Taraflar arasındaki tapu iptali ve tescil davasının yapılan duruşması sonunda kurulan hükmün Yargıtay’ca incelenmesi davacı tarafından istenilmekle, süresinde olduğu anlaşılan temyiz dilekçesinin kabulüne karar verildikten sonra dosya incelendi, gereği düşünüldü:
Davacı, dava dilekçesinde sınırlarını bildirdiği ve kazandırıcı zamanaşımı zilyetliği ile lehine edinme koşulları oluşan yaklaşık 20 dönümlük taşınmazının, 2007 yılında yapılan kadastro sırasında 101 ada 3, 4, 5, 6, 7, 8, 9, 10, 11 ve 12 parsel sayılı taşınmazlar içinde bırakıldığı iddiasıyla dava açmıştır.
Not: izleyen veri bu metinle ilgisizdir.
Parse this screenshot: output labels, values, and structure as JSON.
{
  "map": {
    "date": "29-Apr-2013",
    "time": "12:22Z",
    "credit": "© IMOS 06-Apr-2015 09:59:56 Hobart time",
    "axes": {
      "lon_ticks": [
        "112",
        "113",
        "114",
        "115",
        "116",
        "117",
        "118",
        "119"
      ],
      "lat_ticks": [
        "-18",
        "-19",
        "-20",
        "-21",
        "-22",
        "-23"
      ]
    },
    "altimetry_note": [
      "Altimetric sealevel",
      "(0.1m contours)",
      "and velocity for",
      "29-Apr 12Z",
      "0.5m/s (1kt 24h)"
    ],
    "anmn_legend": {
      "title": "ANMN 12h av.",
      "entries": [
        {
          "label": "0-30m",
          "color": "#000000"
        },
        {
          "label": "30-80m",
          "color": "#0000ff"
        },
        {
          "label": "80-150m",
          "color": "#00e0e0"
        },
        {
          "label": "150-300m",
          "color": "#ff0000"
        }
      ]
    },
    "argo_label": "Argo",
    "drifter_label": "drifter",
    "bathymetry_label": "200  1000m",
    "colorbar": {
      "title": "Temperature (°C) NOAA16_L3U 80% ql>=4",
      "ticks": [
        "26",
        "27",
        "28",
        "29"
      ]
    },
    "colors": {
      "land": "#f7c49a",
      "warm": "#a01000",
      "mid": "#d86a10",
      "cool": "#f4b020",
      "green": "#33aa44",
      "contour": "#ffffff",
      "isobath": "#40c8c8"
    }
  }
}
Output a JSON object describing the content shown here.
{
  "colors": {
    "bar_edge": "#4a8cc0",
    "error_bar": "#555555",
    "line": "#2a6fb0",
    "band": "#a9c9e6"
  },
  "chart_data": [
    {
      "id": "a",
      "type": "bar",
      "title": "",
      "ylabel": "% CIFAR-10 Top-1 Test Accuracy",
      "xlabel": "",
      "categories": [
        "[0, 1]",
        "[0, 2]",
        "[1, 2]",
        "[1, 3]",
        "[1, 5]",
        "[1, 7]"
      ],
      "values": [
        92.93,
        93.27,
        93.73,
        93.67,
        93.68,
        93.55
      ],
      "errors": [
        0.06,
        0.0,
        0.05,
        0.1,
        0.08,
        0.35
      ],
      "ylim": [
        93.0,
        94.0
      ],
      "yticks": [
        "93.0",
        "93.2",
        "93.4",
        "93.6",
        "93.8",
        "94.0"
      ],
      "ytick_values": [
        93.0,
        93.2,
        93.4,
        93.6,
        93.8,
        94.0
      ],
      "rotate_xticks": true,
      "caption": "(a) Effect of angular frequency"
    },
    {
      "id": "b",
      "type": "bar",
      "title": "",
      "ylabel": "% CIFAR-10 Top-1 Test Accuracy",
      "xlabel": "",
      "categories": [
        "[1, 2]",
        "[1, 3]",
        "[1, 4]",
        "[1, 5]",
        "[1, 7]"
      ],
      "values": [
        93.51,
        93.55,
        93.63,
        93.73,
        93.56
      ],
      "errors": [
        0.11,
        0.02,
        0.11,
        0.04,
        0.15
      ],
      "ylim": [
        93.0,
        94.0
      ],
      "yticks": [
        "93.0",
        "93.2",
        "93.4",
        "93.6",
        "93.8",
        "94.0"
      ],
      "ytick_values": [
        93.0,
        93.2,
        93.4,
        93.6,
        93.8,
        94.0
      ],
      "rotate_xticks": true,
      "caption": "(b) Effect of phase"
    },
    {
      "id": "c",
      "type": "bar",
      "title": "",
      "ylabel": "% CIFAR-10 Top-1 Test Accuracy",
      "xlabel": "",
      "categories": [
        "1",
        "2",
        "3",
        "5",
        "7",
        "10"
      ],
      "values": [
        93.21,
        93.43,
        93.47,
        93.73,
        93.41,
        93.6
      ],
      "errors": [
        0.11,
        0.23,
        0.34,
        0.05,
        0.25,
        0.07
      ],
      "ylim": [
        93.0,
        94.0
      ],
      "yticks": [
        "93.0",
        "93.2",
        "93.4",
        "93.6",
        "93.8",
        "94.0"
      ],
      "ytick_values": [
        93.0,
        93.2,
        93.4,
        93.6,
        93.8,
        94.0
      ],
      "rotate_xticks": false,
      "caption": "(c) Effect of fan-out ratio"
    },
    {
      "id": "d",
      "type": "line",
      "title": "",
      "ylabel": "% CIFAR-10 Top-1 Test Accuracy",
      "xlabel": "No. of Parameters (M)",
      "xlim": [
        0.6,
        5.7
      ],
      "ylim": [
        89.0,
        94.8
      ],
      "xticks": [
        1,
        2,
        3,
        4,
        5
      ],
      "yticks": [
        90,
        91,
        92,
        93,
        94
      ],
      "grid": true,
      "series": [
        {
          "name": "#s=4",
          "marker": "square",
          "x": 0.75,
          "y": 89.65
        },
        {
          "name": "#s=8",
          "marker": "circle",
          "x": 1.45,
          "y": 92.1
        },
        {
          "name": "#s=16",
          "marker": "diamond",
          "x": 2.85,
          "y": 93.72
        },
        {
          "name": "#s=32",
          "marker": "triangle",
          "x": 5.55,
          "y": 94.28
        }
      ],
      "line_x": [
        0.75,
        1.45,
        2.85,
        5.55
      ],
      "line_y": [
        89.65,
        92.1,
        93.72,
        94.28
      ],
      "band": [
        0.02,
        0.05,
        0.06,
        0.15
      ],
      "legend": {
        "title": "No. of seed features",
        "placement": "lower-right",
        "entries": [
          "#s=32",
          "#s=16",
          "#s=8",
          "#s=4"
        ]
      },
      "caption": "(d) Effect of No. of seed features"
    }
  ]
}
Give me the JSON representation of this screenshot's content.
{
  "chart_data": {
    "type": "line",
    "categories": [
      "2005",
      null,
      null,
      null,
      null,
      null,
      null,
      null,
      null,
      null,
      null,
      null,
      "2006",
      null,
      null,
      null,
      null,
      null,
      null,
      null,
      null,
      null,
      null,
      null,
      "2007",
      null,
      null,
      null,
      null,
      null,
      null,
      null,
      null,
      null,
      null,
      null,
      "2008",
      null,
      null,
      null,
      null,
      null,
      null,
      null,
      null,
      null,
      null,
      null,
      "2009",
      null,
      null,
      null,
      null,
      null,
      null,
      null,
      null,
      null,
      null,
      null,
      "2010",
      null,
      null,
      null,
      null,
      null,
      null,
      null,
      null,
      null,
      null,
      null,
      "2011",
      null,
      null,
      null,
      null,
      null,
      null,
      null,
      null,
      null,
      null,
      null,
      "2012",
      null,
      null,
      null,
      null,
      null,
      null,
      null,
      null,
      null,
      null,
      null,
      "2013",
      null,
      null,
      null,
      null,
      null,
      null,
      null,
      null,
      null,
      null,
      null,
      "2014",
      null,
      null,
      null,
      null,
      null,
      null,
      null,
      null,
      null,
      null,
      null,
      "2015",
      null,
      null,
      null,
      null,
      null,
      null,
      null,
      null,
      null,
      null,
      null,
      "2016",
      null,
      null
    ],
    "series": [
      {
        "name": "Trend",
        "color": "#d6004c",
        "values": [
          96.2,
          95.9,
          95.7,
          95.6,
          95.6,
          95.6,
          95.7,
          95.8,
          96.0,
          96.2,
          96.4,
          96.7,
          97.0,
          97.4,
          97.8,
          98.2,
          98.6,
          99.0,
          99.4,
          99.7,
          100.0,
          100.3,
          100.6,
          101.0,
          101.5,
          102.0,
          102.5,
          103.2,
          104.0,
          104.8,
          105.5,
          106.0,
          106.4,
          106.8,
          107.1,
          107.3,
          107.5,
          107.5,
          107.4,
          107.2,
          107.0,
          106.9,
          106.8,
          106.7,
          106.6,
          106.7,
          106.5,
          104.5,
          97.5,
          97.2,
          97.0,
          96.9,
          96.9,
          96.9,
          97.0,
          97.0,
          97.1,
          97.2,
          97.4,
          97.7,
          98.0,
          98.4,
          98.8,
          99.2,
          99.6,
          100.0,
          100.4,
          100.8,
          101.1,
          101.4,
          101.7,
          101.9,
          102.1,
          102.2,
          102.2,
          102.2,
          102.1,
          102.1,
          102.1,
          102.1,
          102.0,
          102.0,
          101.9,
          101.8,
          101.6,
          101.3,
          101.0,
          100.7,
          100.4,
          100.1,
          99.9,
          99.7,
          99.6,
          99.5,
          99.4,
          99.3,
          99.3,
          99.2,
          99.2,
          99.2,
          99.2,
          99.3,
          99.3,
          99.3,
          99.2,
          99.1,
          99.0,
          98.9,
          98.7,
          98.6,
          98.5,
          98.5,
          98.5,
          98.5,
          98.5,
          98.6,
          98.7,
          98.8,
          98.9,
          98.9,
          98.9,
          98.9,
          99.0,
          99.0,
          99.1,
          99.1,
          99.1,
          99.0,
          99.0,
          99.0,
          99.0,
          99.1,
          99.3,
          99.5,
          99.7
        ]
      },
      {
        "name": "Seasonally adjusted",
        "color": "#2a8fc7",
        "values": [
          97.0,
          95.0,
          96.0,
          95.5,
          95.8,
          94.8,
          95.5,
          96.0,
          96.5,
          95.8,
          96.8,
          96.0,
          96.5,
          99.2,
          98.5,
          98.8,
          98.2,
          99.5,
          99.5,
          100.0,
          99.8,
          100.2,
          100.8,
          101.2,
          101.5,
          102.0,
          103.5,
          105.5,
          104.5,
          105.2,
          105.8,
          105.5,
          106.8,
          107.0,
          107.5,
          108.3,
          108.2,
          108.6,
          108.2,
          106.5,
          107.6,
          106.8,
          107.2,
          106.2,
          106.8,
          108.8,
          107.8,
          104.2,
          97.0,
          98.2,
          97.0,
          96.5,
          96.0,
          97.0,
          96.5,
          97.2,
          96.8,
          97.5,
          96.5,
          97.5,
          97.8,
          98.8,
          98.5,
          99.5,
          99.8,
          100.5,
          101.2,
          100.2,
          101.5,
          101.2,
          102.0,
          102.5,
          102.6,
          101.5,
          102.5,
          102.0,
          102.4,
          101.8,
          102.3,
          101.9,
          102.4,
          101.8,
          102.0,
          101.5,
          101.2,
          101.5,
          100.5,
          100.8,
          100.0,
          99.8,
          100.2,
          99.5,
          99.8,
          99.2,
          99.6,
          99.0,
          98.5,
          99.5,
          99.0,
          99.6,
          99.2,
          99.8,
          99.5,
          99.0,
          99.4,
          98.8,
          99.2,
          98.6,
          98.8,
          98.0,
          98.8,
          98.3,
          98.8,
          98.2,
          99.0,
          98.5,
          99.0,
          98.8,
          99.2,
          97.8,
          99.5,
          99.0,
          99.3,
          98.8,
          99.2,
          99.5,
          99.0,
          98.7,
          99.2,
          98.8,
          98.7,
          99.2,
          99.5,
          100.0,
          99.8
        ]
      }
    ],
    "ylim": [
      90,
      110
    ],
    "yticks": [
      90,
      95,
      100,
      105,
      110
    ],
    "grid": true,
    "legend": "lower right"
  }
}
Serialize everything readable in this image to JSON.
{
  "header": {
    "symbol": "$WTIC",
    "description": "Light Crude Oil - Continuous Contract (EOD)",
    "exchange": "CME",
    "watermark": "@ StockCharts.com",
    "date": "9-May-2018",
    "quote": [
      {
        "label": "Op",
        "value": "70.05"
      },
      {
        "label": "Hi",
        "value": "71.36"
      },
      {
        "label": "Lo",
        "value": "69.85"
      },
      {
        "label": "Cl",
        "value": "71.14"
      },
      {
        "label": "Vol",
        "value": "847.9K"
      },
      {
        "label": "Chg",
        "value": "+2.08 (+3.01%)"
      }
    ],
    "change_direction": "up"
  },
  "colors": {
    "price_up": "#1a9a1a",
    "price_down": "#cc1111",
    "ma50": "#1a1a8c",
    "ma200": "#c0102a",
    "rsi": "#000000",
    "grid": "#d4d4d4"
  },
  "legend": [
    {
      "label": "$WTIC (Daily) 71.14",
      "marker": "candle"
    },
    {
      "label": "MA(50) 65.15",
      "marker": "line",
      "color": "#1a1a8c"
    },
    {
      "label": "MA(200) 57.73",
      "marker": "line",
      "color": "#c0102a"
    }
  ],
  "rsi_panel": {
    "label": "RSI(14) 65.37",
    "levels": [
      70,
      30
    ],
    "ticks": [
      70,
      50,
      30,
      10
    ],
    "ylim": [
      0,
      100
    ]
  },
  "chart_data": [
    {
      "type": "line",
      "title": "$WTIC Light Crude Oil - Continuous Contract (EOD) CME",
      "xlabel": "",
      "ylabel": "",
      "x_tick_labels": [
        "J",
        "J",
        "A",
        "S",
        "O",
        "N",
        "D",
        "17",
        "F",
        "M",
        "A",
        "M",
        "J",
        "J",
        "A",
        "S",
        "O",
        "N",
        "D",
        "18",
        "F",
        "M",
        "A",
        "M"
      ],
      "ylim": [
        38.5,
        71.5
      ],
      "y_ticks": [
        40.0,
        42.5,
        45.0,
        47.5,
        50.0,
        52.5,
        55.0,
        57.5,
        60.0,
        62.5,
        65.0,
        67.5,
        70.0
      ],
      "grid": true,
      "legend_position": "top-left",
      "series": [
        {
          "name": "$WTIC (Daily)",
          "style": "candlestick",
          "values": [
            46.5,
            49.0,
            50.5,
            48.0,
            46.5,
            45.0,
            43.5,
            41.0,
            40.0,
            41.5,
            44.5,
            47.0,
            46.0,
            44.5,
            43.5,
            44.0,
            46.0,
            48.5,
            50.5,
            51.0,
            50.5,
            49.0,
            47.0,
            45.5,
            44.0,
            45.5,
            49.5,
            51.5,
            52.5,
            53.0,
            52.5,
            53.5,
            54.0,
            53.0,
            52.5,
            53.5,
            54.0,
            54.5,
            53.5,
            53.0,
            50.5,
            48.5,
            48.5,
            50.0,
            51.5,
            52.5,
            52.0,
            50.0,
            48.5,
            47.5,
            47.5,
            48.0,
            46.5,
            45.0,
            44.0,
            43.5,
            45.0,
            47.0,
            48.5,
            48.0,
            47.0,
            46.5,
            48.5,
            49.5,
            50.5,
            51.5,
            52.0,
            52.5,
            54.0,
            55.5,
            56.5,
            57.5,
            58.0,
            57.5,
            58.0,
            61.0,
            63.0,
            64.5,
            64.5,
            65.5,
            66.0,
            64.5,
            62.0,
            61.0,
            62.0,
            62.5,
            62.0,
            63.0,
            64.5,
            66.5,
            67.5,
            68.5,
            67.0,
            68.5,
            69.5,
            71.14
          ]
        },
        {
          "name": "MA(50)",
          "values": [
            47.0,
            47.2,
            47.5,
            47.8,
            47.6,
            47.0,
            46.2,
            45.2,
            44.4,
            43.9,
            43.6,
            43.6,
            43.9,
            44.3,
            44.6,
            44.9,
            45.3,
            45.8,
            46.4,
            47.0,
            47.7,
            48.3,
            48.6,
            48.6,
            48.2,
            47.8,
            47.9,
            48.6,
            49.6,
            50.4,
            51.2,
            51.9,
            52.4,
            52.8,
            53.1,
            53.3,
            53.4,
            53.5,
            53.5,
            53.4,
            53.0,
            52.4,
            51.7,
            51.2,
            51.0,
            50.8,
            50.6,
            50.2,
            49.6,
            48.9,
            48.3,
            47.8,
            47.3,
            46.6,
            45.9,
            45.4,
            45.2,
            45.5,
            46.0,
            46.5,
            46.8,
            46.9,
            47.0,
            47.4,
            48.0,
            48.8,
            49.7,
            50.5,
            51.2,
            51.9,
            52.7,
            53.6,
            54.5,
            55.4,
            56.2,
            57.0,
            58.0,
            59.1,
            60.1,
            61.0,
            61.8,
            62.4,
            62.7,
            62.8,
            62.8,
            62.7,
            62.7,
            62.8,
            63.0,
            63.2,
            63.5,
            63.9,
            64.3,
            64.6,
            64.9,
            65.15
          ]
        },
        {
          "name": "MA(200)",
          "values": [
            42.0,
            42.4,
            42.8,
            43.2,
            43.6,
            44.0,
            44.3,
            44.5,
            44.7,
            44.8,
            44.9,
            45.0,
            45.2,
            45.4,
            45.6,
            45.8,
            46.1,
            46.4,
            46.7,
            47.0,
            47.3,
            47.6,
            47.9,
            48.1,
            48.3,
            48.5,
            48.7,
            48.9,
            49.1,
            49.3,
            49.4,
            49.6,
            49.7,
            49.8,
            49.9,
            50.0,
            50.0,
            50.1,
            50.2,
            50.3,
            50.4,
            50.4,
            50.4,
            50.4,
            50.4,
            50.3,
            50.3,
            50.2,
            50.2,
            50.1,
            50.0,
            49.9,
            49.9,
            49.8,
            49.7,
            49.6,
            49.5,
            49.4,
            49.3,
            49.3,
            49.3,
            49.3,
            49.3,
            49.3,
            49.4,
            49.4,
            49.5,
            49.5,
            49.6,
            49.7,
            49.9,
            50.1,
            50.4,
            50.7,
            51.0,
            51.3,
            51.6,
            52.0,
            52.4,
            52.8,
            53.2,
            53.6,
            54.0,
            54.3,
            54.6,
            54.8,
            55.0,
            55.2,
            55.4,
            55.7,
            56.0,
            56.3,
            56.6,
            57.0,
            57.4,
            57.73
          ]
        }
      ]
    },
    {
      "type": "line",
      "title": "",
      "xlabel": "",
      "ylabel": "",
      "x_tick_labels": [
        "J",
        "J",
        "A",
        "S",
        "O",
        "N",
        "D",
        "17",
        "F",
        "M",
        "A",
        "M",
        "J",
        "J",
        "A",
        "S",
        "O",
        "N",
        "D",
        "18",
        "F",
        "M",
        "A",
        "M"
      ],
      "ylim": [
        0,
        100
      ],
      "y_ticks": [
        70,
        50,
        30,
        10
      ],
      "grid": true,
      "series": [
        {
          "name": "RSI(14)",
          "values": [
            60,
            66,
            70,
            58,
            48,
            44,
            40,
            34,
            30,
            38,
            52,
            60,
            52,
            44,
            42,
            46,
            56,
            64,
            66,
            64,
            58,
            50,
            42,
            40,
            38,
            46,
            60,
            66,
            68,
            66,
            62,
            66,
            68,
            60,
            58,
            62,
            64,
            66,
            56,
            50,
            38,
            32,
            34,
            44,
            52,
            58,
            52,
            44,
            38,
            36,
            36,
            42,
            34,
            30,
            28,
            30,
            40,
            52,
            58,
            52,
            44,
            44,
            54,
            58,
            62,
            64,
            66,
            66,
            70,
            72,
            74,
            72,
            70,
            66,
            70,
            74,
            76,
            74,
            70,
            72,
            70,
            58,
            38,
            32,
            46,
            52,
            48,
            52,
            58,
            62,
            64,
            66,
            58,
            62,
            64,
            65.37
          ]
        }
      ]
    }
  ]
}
Mahkemece, davacının davasının reddine karar verilmiş, hüküm davacı tarafından temyiz edilmiştir.
Dava dilekçesindeki açıklamaya göre dava, zilyetlik nedeniyle kadastrodan önceki hukuki sebeplere dayanılan 3402 sayılı Yasa’nın 12/3. maddesindeki on yıllık hak düşürücü süre içinde açılan tapu iptali ve tescile ilişkindir.
Davacının dava ettiği ve fen bilirkişinin raporuna ekli krokide (A) ile gösterilen 1876,25 m2’lik taşınmaz bölümünün 101 ada 1 sayılı orman parseli, aynı krokide (B) ile gösterilen 7837,76 m2’lik taşınmaz bölümünün ise 101 ada 10 sayılı mer’a parseli içinde kaldığı anlaşılmaktadır. Davacı, orman ve mer’a niteliği ile Hazine adına tespit ve tescil edilen taşınmazların bir bölümü üzerinde zilyetliğe dayanarak tapu iptali ve adına tescili istemi ile dava açmıştır. Ne var ki; Dairenin geri çevirme kararı ile çekişmeli taşınmazlardan 101 ada 1 sayılı parselin Ardahan Kadastro Mahkemesi’nin 2008/158, 101 ada 10 parselin ise, yine aynı mahkemenin 2011/35 sayılı dosyalarında davalı oldukları anlaşılmıştır. Bu durumda; eldeki davanın açıldığı tarihte görülmekte olan bir dava (derdest) bulunduğuna göre, eldeki bu dava 3402 sayılı Yasa’nın 26/D maddesi anlamında derdest davalara katılmadır. 3402 sayılı Yasa’nın 26/D maddesi gereğince tespitten önceki haklara dayanılarak asli müdahil olarak davaya katılan kişilerle ilgili olarak uyuşmazlıkları çözümleme görevi kadastro mahkemelerine aittir.
Görev konusu kamu düzeniyle ilgili olduğundan, yargılamanın her aşamasında mahkemece re’sen nazara alınması gerekir. Bu durumda; mahkemece, dava dilekçesinin görev yönünden reddine, dosyanın görevli kadastro mahkemesine gönderilmesine karar verilmesi gerekirken, yazılı olduğu üzere işin esası hakkında kesin hüküm oluşturacak biçimde karar verilmiş olması doğru değildir.
S o n u ç: Yukarıda açıklanan nedenlerle; davacı gerçek kişinin temyiz itirazlarının kabulü ile hükmün (BOZULMASINA), bozma nedenine göre diğer yönlerin bu aşamada incelenmesine yer olmadığına, peşin alınan temyiz harcının istek halinde yatırana iadesine 27.03.2012 günü oybirliği ile karar verildi.